International Diversity Jurisdiction Is Determined by Member Investors of an LLC Functional Equivalent: Seventh Circuit | Practical Law

International Diversity Jurisdiction Is Determined by Member Investors of an LLC Functional Equivalent: Seventh Circuit | Practical Law

The US Court of Appeals for the Seventh Circuit, in Fellowes, Inc. v. Changzhou Xinrui Fellowes Office Equipment Company Ltd., held that if a foreign entity's structure is functionally identical to a limited liability company (LLC), there can be no diversity jurisdiction where there is shared citizenship between any of the entity's member investors and the opposing party.

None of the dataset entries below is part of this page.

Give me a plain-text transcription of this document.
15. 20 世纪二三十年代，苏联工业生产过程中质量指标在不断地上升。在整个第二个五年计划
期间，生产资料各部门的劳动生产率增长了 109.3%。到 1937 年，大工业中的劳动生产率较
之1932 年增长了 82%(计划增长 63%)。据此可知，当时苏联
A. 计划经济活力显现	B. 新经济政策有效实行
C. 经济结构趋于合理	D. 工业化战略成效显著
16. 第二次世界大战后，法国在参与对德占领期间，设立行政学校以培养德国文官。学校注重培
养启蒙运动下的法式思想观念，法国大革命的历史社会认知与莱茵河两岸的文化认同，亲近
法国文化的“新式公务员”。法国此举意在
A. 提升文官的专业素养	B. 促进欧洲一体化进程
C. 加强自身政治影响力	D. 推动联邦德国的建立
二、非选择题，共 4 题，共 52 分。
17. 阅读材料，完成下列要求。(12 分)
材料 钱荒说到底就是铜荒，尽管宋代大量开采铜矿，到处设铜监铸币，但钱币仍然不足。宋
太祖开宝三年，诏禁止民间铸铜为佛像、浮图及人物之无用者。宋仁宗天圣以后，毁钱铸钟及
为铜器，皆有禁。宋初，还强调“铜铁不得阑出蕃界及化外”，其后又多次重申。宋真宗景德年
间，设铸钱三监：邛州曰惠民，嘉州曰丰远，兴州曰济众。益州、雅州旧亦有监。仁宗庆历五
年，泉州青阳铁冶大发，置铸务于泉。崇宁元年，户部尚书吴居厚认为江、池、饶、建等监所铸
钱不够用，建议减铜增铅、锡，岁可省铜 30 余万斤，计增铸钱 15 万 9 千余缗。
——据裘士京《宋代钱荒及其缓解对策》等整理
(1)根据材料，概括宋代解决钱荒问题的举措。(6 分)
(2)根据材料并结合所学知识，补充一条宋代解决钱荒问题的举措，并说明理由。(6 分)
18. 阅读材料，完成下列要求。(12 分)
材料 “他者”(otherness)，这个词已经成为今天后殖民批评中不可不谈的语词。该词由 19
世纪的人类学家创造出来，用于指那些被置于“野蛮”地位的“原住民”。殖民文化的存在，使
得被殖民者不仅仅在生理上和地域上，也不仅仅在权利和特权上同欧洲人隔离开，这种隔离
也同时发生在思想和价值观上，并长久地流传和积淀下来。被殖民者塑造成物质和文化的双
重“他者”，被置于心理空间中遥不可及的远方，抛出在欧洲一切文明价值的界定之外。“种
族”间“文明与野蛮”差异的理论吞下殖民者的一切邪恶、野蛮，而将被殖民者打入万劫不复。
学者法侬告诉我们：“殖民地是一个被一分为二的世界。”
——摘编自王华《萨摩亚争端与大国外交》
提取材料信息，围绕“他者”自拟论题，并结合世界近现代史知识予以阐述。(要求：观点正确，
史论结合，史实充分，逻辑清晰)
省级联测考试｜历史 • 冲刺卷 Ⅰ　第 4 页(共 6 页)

International Diversity Jurisdiction Is Determined by Member Investors of an LLC Functional Equivalent: Seventh Circuit

by Practical Law Litigation
Published on 29 Jul 2014USA (National/Federal)
The US Court of Appeals for the Seventh Circuit, in Fellowes, Inc. v. Changzhou Xinrui Fellowes Office Equipment Company Ltd., held that if a foreign entity's structure is functionally identical to a limited liability company (LLC), there can be no diversity jurisdiction where there is shared citizenship between any of the entity's member investors and the opposing party.
On July 22, 2014, the US Court of Appeals for the Seventh Circuit, in Fellowes v. Changzhou Xinrui Fellowes Office Equipment Company Ltd., held that if a foreign entity's structure is functionally identical to a limited liability company (LLC), there can be no diversity jurisdiction where there is shared citizenship between any of the entity's member investors and the opposing party (No. 12-3124, (7th Cir. July 22, 2014)).
The plaintiff, Fellowes, Inc., is a citizen of Illinois. The defendant, Changzhou Fellowes, is a business established under the laws of China. The plaintiff filed a breach of contract suit in federal district court against the defendant under international diversity jurisdiction, 28 U.S.C. § 1332(a)(2). The district court entered a preliminary injunction for the plaintiff. The defendant appealed arguing that:
  • It should have been treated as an LLC, which has the citizenship of every member investor.
  • The court lacked diversity jurisdiction since one of its member investors, like plaintiff, was a citizen of Illinois.
The Seventh Circuit agreed with the defendant and vacated and remanded the case. In determining that the defendant should be treated as an LLC, the court noted that:
  • The plaintiff referred to the defendant as an LLC in its complaint.
  • The defendant described itself as an LLC.
  • Both parties agreed that the defendant has members with inalienable membership, rather than shareholders.
The court held that since the defendant's structure is functionally identical to an LLC, it must be treated in the same manner as a domestic LLC for the purpose of determining diversity jurisdiction. Therefore, there was no diversity jurisdiction because the plaintiff and one of the defendant's member investors shared citizenship.
The Seventh Circuit further noted that it was not circumscribed by the juridical-entity approach in People of Puerto Rico v. Russell & Co., Sucesores S. En. C., 288 U.S. 476 (1933), where the US Supreme Court held that a Puerto Rican entity known as a sociedad en comandita should be treated as a citizen of Puerto Rico for purposes of determining federal-court jurisdiction. The Seventh Circuit clarified that such an approach was limited to the sociedad en comandita and no other foreign entity.